Steamboat Springs The numbers associated with the consumption of plastic bags are staggering.
According to the Environmental Protection Agency, more than 380 billion bags, sacks and wraps are consumed in the U.S. each year. The Wall Street Journal reports that the U.S. goes through 100 billion plastic shopping bags annually, at an estimated cost to retailers of $4 billion. The bags are said to take more than 1,000 years to decompose.
"These plastic bags - they are just a disaster," Catherine Carson said.
Carson is a member of Yampa Valley Recycles, a group that is launching a reusable shopping bag program in Routt County. The group has purchased 5,000 of the polypropylene bags, which it plans to sell for $1 each. The bags are washable, waterproof and have a carrying capacity equivalent to more than three plastic bags. They sport the Yampa Valley Recycles logo, as well as artwork donated by local artist Joanne Tucker.
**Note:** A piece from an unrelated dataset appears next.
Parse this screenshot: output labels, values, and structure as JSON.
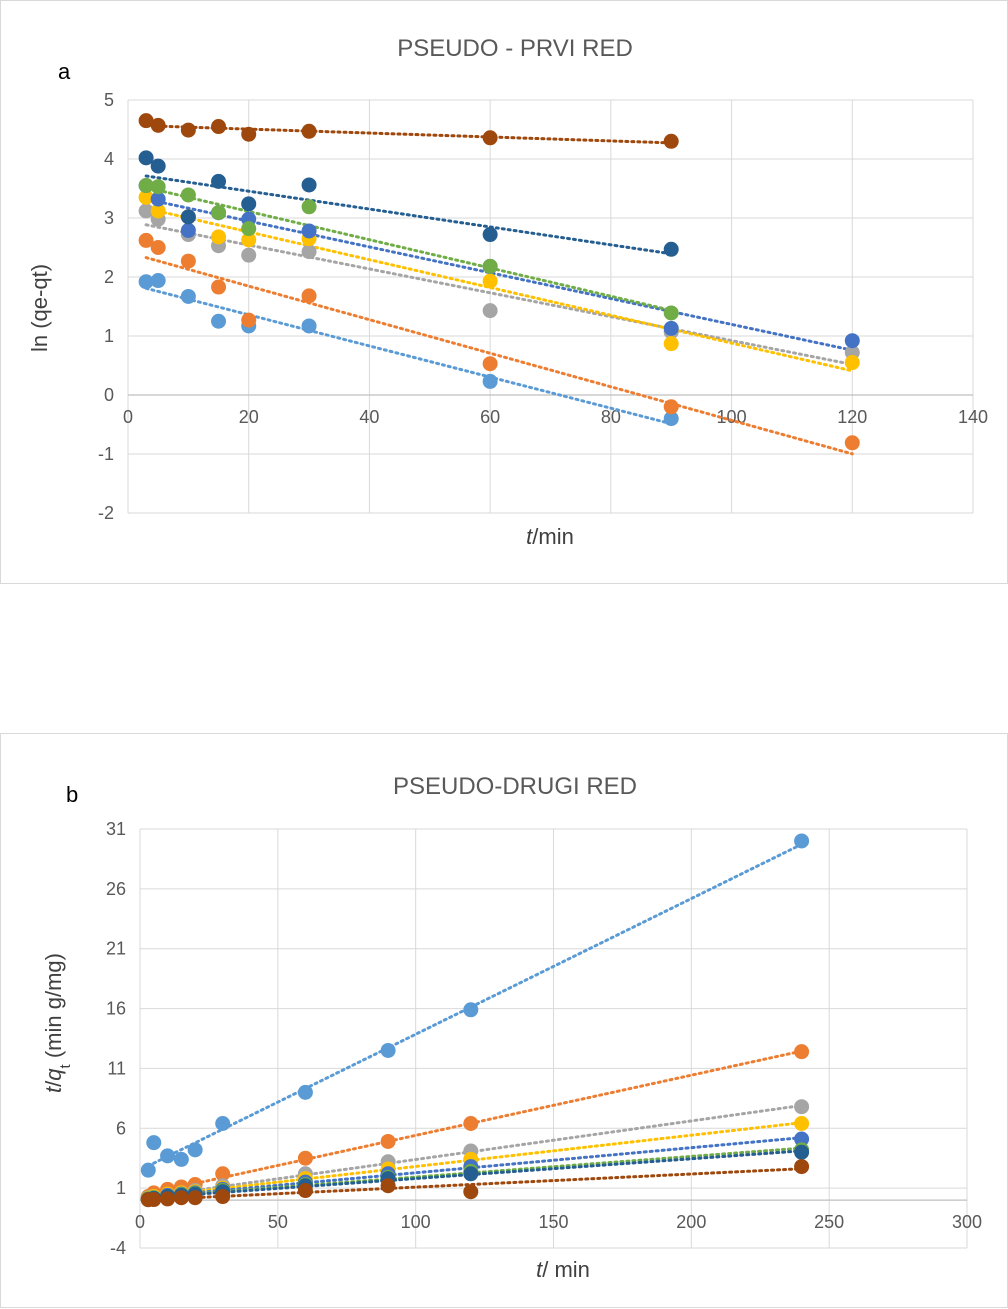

"This is a fabulous community, county and city effort to reduce our valley's use of plastic bags," Carson said. "Local retailers have already purchased over 650 bags, and YVR welcomes additional retail participation."
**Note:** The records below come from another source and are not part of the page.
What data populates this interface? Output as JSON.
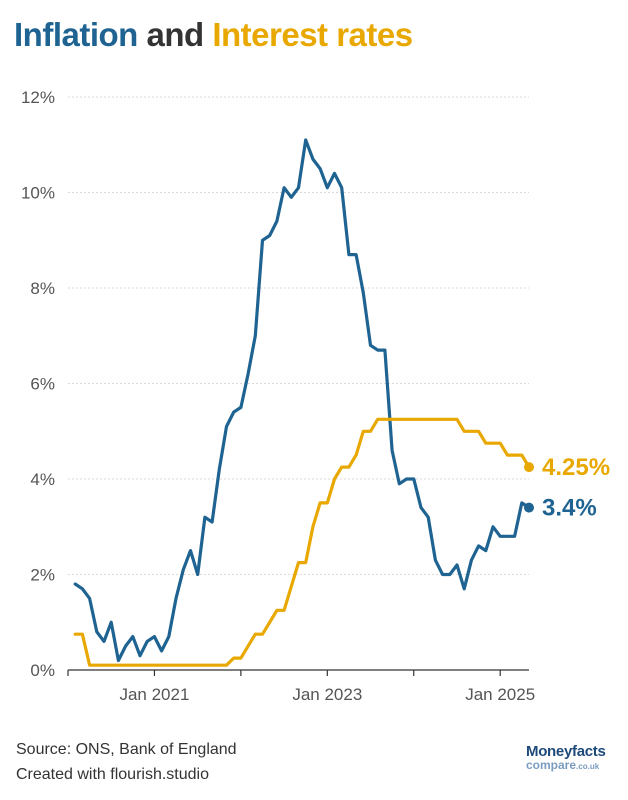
{
  "title": {
    "part1": "Inflation",
    "part2": " and ",
    "part3": "Interest rates",
    "color1": "#1e6391",
    "color2": "#333333",
    "color3": "#e8a800"
  },
  "footer": {
    "source": "Source: ONS, Bank of England",
    "credit": "Created with flourish.studio"
  },
  "logo": {
    "line1": "Moneyfacts",
    "line2a": "compare",
    "line2b": ".co.uk"
  },
  "chart_data": {
    "type": "line",
    "ylim": [
      0,
      12
    ],
    "y_ticks": [
      "0%",
      "2%",
      "4%",
      "6%",
      "8%",
      "10%",
      "12%"
    ],
    "x_ticks": [
      "Jan 2021",
      "Jan 2023",
      "Jan 2025"
    ],
    "grid": true,
    "series": [
      {
        "color": "#1e6391",
        "end_label": "3.4%",
        "x": [
          "2020-02",
          "2020-03",
          "2020-04",
          "2020-05",
          "2020-06",
          "2020-07",
          "2020-08",
          "2020-09",
          "2020-10",
          "2020-11",
          "2020-12",
          "2021-01",
          "2021-02",
          "2021-03",
          "2021-04",
          "2021-05",
          "2021-06",
          "2021-07",
          "2021-08",
          "2021-09",
          "2021-10",
          "2021-11",
          "2021-12",
          "2022-01",
          "2022-02",
          "2022-03",
          "2022-04",
          "2022-05",
          "2022-06",
          "2022-07",
          "2022-08",
          "2022-09",
          "2022-10",
          "2022-11",
          "2022-12",
          "2023-01",
          "2023-02",
          "2023-03",
          "2023-04",
          "2023-05",
          "2023-06",
          "2023-07",
          "2023-08",
          "2023-09",
          "2023-10",
          "2023-11",
          "2023-12",
          "2024-01",
          "2024-02",
          "2024-03",
          "2024-04",
          "2024-05",
          "2024-06",
          "2024-07",
          "2024-08",
          "2024-09",
          "2024-10",
          "2024-11",
          "2024-12",
          "2025-01",
          "2025-02",
          "2025-03",
          "2025-04",
          "2025-05"
        ],
        "values": [
          1.8,
          1.7,
          1.5,
          0.8,
          0.6,
          1.0,
          0.2,
          0.5,
          0.7,
          0.3,
          0.6,
          0.7,
          0.4,
          0.7,
          1.5,
          2.1,
          2.5,
          2.0,
          3.2,
          3.1,
          4.2,
          5.1,
          5.4,
          5.5,
          6.2,
          7.0,
          9.0,
          9.1,
          9.4,
          10.1,
          9.9,
          10.1,
          11.1,
          10.7,
          10.5,
          10.1,
          10.4,
          10.1,
          8.7,
          8.7,
          7.9,
          6.8,
          6.7,
          6.7,
          4.6,
          3.9,
          4.0,
          4.0,
          3.4,
          3.2,
          2.3,
          2.0,
          2.0,
          2.2,
          1.7,
          2.3,
          2.6,
          2.5,
          3.0,
          2.8,
          2.8,
          2.8,
          3.5,
          3.4
        ]
      },
      {
        "color": "#e8a800",
        "end_label": "4.25%",
        "x": [
          "2020-02",
          "2020-03",
          "2020-04",
          "2021-11",
          "2021-12",
          "2022-01",
          "2022-02",
          "2022-03",
          "2022-04",
          "2022-05",
          "2022-06",
          "2022-07",
          "2022-08",
          "2022-09",
          "2022-10",
          "2022-11",
          "2022-12",
          "2023-01",
          "2023-02",
          "2023-03",
          "2023-04",
          "2023-05",
          "2023-06",
          "2023-07",
          "2023-08",
          "2024-07",
          "2024-08",
          "2024-09",
          "2024-10",
          "2024-11",
          "2024-12",
          "2025-01",
          "2025-02",
          "2025-03",
          "2025-04",
          "2025-05"
        ],
        "values": [
          0.75,
          0.75,
          0.1,
          0.1,
          0.25,
          0.25,
          0.5,
          0.75,
          0.75,
          1.0,
          1.25,
          1.25,
          1.75,
          2.25,
          2.25,
          3.0,
          3.5,
          3.5,
          4.0,
          4.25,
          4.25,
          4.5,
          5.0,
          5.0,
          5.25,
          5.25,
          5.0,
          5.0,
          5.0,
          4.75,
          4.75,
          4.75,
          4.5,
          4.5,
          4.5,
          4.25
        ]
      }
    ]
  }
}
The plastic bag conversation surfaced in Steamboat Springs last summer when the Steamboat Springs City Council voted, 6-1, to ask city staff to explore the feasibility of an ordinance to ban plastic bags in large retail stores such as Wal-Mart, Safeway and City Market.
"It costs a penny to make the bag and 17 cents to recycle it, because they have to be handled by hand," former City Council President Susan Dellinger said in July. "People don't really know that you can't recycle them with the commingled stuff. : If we could stop the manufacturing of the bags, it could save the recycling."
Plastic bags have been banned or taxed for years in South Africa, Kenya, Taiwan, Bangladesh and Ireland. Last year, San Francisco began restricting their use. The prospect of similar regulations in Steamboat since has fallen by the wayside. Yampa Valley Recycles has picked up where the city trailed off, though Carson stressed the initiative is purely voluntary.
"It's not a regulatory group," she said. "It's more of a let's-work-together type of group."